A 2012 study, which has been cited over 70 times – despite being retracted in 2015 for breaching research ethics – seemed to show that Golden Rice would raise children’s vitamin A levels. But children in the study were fed balanced meals that included fats, thus demonstrating only that Golden Rice worked in children who did not need it.
Even the latest analysis of Golden Rice’s safety points out that research has yet to show that it will mitigate VAD. And by the time Golden Rice gets to undernourished children, its beta carotene level may be very low, since the compound deteriorates fairly quickly.
Fortifying foods like rice with micronutrients is an established strategy for reducing malnutrition. But Golden Rice is the first effort to do this through genetic engineering.
Second, there is no clear way for the rice to get to the children who need it. Projections of the benefits of Golden Rice assume that farmers will immediately grow it, but families poor enough to be affected by VAD often lack land to grow rice for themselves.

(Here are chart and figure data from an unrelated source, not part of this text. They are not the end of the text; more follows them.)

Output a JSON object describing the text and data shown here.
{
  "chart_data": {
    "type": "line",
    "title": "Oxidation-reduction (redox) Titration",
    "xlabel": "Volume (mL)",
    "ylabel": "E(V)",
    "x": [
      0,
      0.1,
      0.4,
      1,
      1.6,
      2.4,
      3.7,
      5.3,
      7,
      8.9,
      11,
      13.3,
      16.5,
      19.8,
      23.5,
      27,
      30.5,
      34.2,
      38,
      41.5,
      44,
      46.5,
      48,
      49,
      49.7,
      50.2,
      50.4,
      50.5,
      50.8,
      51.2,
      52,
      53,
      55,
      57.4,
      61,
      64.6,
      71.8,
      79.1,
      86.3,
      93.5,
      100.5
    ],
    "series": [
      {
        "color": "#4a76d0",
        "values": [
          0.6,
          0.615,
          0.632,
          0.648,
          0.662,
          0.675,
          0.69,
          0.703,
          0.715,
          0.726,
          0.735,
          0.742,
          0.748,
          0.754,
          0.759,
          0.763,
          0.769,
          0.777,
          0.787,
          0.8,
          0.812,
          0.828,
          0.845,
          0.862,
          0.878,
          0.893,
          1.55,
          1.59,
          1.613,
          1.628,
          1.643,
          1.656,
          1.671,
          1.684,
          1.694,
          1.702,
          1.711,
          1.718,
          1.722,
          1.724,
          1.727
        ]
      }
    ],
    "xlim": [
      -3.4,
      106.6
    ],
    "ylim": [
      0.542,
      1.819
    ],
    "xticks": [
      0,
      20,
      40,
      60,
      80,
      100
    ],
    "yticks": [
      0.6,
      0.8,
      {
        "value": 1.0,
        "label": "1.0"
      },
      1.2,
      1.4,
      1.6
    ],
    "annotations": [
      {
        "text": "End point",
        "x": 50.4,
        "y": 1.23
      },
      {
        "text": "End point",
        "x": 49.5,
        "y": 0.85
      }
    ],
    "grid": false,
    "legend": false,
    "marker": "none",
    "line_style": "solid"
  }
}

VAD in the Philippines has been highest in Mountain Province, where farmers are unlikely to plant lowland rice varieties, and in part of metro Manila where no rice farming occurs.

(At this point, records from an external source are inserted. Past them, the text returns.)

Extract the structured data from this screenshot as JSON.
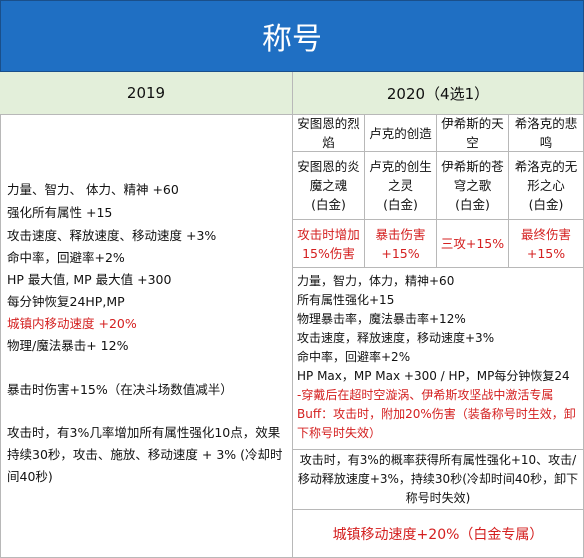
{
  "header": {
    "title": "称号"
  },
  "columns": [
    "2019",
    "2020（4选1）"
  ],
  "left": {
    "lines": [
      "力量、智力、 体力、精神 +60",
      "强化所有属性 +15",
      "攻击速度、释放速度、移动速度 +3%",
      "命中率，回避率+2%",
      "HP 最大值, MP 最大值 +300",
      "每分钟恢复24HP,MP",
      "城镇内移动速度 +20%",
      "物理/魔法暴击+ 12%",
      "暴击时伤害+15%（在决斗场数值减半）",
      "攻击时，有3%几率增加所有属性强化10点，效果持续30秒，攻击、施放、移动速度 + 3% (冷却时间40秒)"
    ]
  },
  "right": {
    "sets": [
      {
        "name": "安图恩的烈焰",
        "title": "安图恩的炎魔之魂",
        "grade": "(白金)",
        "effect": "攻击时增加15%伤害"
      },
      {
        "name": "卢克的创造",
        "title": "卢克的创生之灵",
        "grade": "(白金)",
        "effect": "暴击伤害+15%"
      },
      {
        "name": "伊希斯的天空",
        "title": "伊希斯的苍穹之歌",
        "grade": "(白金)",
        "effect": "三攻+15%"
      },
      {
        "name": "希洛克的悲鸣",
        "title": "希洛克的无形之心",
        "grade": "(白金)",
        "effect": "最终伤害+15%"
      }
    ],
    "common": [
      "力量，智力，体力，精神+60",
      "所有属性强化+15",
      "物理暴击率，魔法暴击率+12%",
      "攻击速度，释放速度，移动速度+3%",
      "命中率，回避率+2%",
      "HP Max，MP Max +300 / HP，MP每分钟恢复24",
      "-穿戴后在超时空漩涡、伊希斯攻坚战中激活专属Buff：攻击时，附加20%伤害（装备称号时生效，卸下称号时失效）"
    ],
    "extra": "攻击时，有3%的概率获得所有属性强化+10、攻击/移动释放速度+3%，持续30秒(冷却时间40秒，卸下称号时失效)",
    "town": "城镇移动速度+20%（白金专属）"
  }
}
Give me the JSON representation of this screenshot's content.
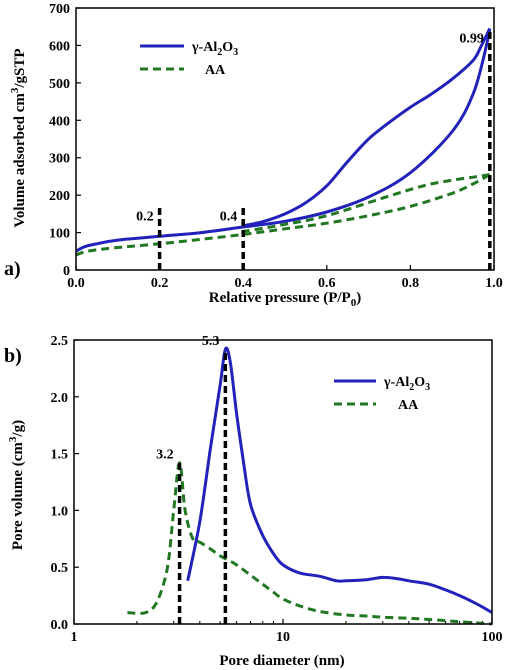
{
  "colors": {
    "gamma": "#2222bb",
    "aa": "#227722",
    "marker": "#000000"
  },
  "chart_data": [
    {
      "type": "line",
      "panel_label": "a)",
      "xlabel": "Relative pressure (P/P",
      "xlabel_sub": "0",
      "xlabel_end": ")",
      "ylabel": "Volume adsorbed cm",
      "ylabel_sup": "3",
      "ylabel_end": "/gSTP",
      "xlim": [
        0.0,
        1.0
      ],
      "ylim": [
        0,
        700
      ],
      "xticks": [
        "0.0",
        "0.2",
        "0.4",
        "0.6",
        "0.8",
        "1.0"
      ],
      "xtick_values": [
        0,
        0.2,
        0.4,
        0.6,
        0.8,
        1.0
      ],
      "yticks": [
        "0",
        "100",
        "200",
        "300",
        "400",
        "500",
        "600",
        "700"
      ],
      "ytick_values": [
        0,
        100,
        200,
        300,
        400,
        500,
        600,
        700
      ],
      "legend_position": "top-left",
      "legend": [
        {
          "base": "γ-Al",
          "sub1": "2",
          "mid": "O",
          "sub2": "3"
        },
        {
          "base": "AA"
        }
      ],
      "markers": [
        {
          "x": 0.2,
          "y_top": 170,
          "label": "0.2",
          "label_side": "left"
        },
        {
          "x": 0.4,
          "y_top": 170,
          "label": "0.4",
          "label_side": "left"
        },
        {
          "x": 0.99,
          "y_top": 645,
          "label": "0.99",
          "label_side": "left"
        }
      ],
      "series": [
        {
          "name": "γ-Al2O3 adsorption",
          "x": [
            0.0,
            0.02,
            0.05,
            0.1,
            0.2,
            0.3,
            0.4,
            0.5,
            0.6,
            0.7,
            0.8,
            0.9,
            0.95,
            0.98,
            0.99
          ],
          "y": [
            50,
            62,
            70,
            80,
            90,
            100,
            115,
            130,
            155,
            195,
            260,
            370,
            470,
            590,
            645
          ]
        },
        {
          "name": "γ-Al2O3 desorption",
          "x": [
            0.99,
            0.97,
            0.95,
            0.9,
            0.85,
            0.8,
            0.75,
            0.7,
            0.65,
            0.6,
            0.55,
            0.5,
            0.45,
            0.4
          ],
          "y": [
            645,
            600,
            560,
            510,
            470,
            435,
            395,
            350,
            290,
            225,
            180,
            150,
            130,
            118
          ]
        },
        {
          "name": "AA adsorption",
          "x": [
            0.0,
            0.02,
            0.05,
            0.1,
            0.2,
            0.3,
            0.4,
            0.5,
            0.6,
            0.7,
            0.8,
            0.9,
            0.95,
            0.99
          ],
          "y": [
            40,
            48,
            54,
            60,
            70,
            82,
            95,
            110,
            125,
            145,
            170,
            205,
            230,
            255
          ]
        },
        {
          "name": "AA desorption",
          "x": [
            0.99,
            0.95,
            0.9,
            0.85,
            0.8,
            0.75,
            0.7,
            0.65,
            0.6,
            0.55,
            0.5,
            0.45,
            0.4
          ],
          "y": [
            255,
            248,
            240,
            230,
            215,
            198,
            180,
            162,
            145,
            132,
            122,
            112,
            103
          ]
        }
      ]
    },
    {
      "type": "line",
      "panel_label": "b)",
      "xlabel": "Pore diameter (nm)",
      "ylabel": "Pore volume (cm",
      "ylabel_sup": "3",
      "ylabel_end": "/g)",
      "xscale": "log",
      "xlim": [
        1,
        100
      ],
      "ylim": [
        0,
        2.5
      ],
      "xticks": [
        "1",
        "10",
        "100"
      ],
      "xtick_values": [
        1,
        10,
        100
      ],
      "yticks": [
        "0.0",
        "0.5",
        "1.0",
        "1.5",
        "2.0",
        "2.5"
      ],
      "ytick_values": [
        0,
        0.5,
        1.0,
        1.5,
        2.0,
        2.5
      ],
      "legend_position": "top-right",
      "legend": [
        {
          "base": "γ-Al",
          "sub1": "2",
          "mid": "O",
          "sub2": "3"
        },
        {
          "base": "AA"
        }
      ],
      "markers": [
        {
          "x": 3.2,
          "y_top": 1.42,
          "label": "3.2",
          "label_side": "left"
        },
        {
          "x": 5.3,
          "y_top": 2.42,
          "label": "5.3",
          "label_side": "left"
        }
      ],
      "series": [
        {
          "name": "γ-Al2O3",
          "x": [
            3.5,
            4.0,
            4.5,
            5.0,
            5.3,
            5.6,
            6.0,
            6.5,
            7.0,
            8.0,
            9.0,
            10.0,
            12.0,
            15.0,
            18.0,
            20.0,
            25.0,
            30.0,
            35.0,
            40.0,
            50.0,
            60.0,
            70.0,
            80.0,
            90.0,
            100.0
          ],
          "y": [
            0.38,
            0.9,
            1.55,
            2.1,
            2.42,
            2.3,
            1.85,
            1.4,
            1.05,
            0.78,
            0.62,
            0.52,
            0.45,
            0.42,
            0.38,
            0.38,
            0.39,
            0.41,
            0.4,
            0.38,
            0.35,
            0.3,
            0.25,
            0.2,
            0.15,
            0.1
          ]
        },
        {
          "name": "AA",
          "x": [
            1.8,
            2.2,
            2.5,
            2.8,
            3.0,
            3.2,
            3.4,
            3.7,
            4.0,
            4.5,
            5.0,
            5.5,
            6.0,
            7.0,
            8.0,
            9.0,
            10.0,
            12.0,
            15.0,
            20.0,
            25.0,
            30.0,
            40.0,
            50.0,
            70.0,
            100.0
          ],
          "y": [
            0.1,
            0.1,
            0.2,
            0.5,
            1.0,
            1.42,
            1.0,
            0.75,
            0.72,
            0.66,
            0.6,
            0.56,
            0.52,
            0.43,
            0.35,
            0.28,
            0.22,
            0.16,
            0.11,
            0.08,
            0.07,
            0.06,
            0.05,
            0.04,
            0.02,
            0.0
          ]
        }
      ]
    }
  ]
}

To reach undernourished kids in areas like these, Golden Rice would have to be grown by commercial farmers and sold in markets. We examined whether farmers would plant Golden Rice in a new study of seed selection practices in a “rice bowl” area of the Philippines.

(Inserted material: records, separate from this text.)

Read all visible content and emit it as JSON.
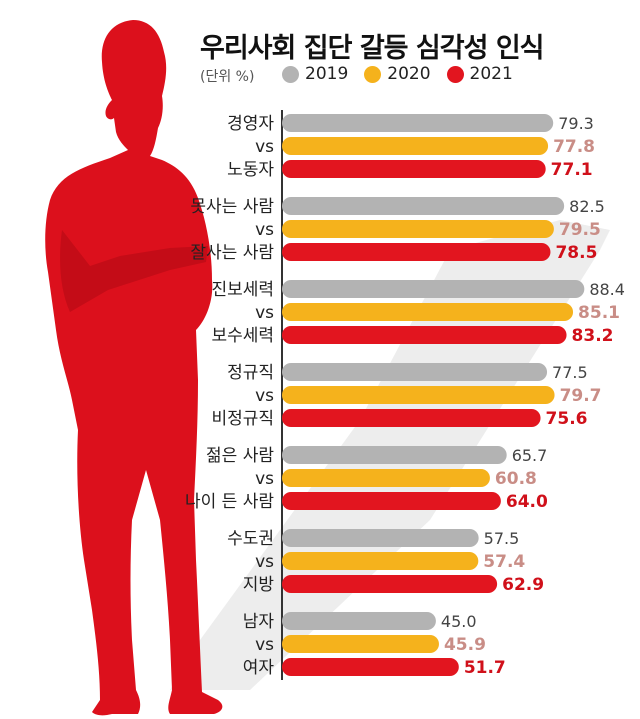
{
  "chart_data": {
    "type": "bar",
    "orientation": "horizontal",
    "title": "우리사회 집단 갈등 심각성 인식",
    "unit": "(단위 %)",
    "legend": [
      "2019",
      "2020",
      "2021"
    ],
    "colors": [
      "#b3b3b3",
      "#f5b21c",
      "#e2151f"
    ],
    "label_colors": [
      "#444444",
      "#c98d86",
      "#d0101a"
    ],
    "connector": "vs",
    "groups": [
      {
        "top": "경영자",
        "bottom": "노동자",
        "values": [
          79.3,
          77.8,
          77.1
        ]
      },
      {
        "top": "못사는 사람",
        "bottom": "잘사는 사람",
        "values": [
          82.5,
          79.5,
          78.5
        ]
      },
      {
        "top": "진보세력",
        "bottom": "보수세력",
        "values": [
          88.4,
          85.1,
          83.2
        ]
      },
      {
        "top": "정규직",
        "bottom": "비정규직",
        "values": [
          77.5,
          79.7,
          75.6
        ]
      },
      {
        "top": "젊은 사람",
        "bottom": "나이 든 사람",
        "values": [
          65.7,
          60.8,
          64.0
        ]
      },
      {
        "top": "수도권",
        "bottom": "지방",
        "values": [
          57.5,
          57.4,
          62.9
        ]
      },
      {
        "top": "남자",
        "bottom": "여자",
        "values": [
          45.0,
          45.9,
          51.7
        ]
      }
    ]
  }
}
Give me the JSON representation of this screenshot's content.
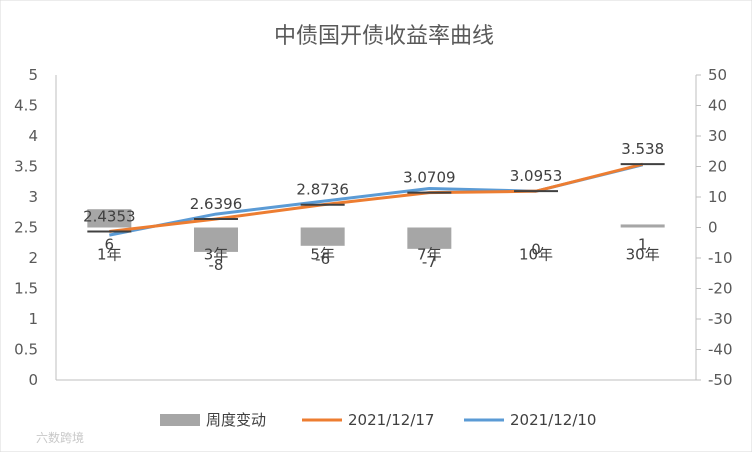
{
  "chart_data": {
    "type": "bar",
    "title": "中债国开债收益率曲线",
    "categories": [
      "1年",
      "3年",
      "5年",
      "7年",
      "10年",
      "30年"
    ],
    "series": [
      {
        "name": "周度变动",
        "type": "bar",
        "axis": "right",
        "values": [
          6,
          -8,
          -6,
          -7,
          0,
          1
        ],
        "labels": [
          "6",
          "-8",
          "-6",
          "-7",
          "0",
          "1"
        ],
        "color": "#a6a6a6"
      },
      {
        "name": "2021/12/17",
        "type": "line",
        "axis": "left",
        "values": [
          2.4353,
          2.6396,
          2.8736,
          3.0709,
          3.0953,
          3.538
        ],
        "labels": [
          "2.4353",
          "2.6396",
          "2.8736",
          "3.0709",
          "3.0953",
          "3.538"
        ],
        "color": "#ed7d31"
      },
      {
        "name": "2021/12/10",
        "type": "line",
        "axis": "left",
        "values": [
          2.375,
          2.72,
          2.93,
          3.14,
          3.095,
          3.528
        ],
        "color": "#5b9bd5"
      }
    ],
    "y_left": {
      "min": 0,
      "max": 5,
      "ticks": [
        "0",
        "0.5",
        "1",
        "1.5",
        "2",
        "2.5",
        "3",
        "3.5",
        "4",
        "4.5",
        "5"
      ]
    },
    "y_right": {
      "min": -50,
      "max": 50,
      "ticks": [
        "-50",
        "-40",
        "-30",
        "-20",
        "-10",
        "0",
        "10",
        "20",
        "30",
        "40",
        "50"
      ]
    },
    "grid": false,
    "legend": "bottom"
  },
  "watermark": "六数跨境",
  "colors": {
    "axis": "#bfbfbf",
    "marker": "#404040"
  }
}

Farmers choose from a large and rapidly changing array of rice seeds, based on agronomic performance, market demands and local trends. Their choices show that varieties containing the “Golden” trait are out of fashion, overtaken by newer and better performing varieties.
Some might adopt Golden Rice if it could fetch a premium in the market, but extremely poor customers are unlikely to pay it. Farmers may need subsidies to plant Golden Rice, but it is unclear who would pay them to plant it.
An oversold solution
The old claim, repeated again in a recent book, that Golden Rice was “basically ready for use in 2002” is silly. As recently as 2017, IRRI made it clear that Golden Rice still had to be “successfully developed into rice varieties suitable for Asia, approved by national regulators, and shown to improve vitamin A status in community conditions.”
The Philippines has managed to cut its childhood VAD rate in half with conventional nutrition programs. If Golden Rice appears on the market in the Philippines by 2022, it will have taken over 30 years of development to create a product that may not affect vitamin levels in its target population, and that farmers may need to be paid to plant.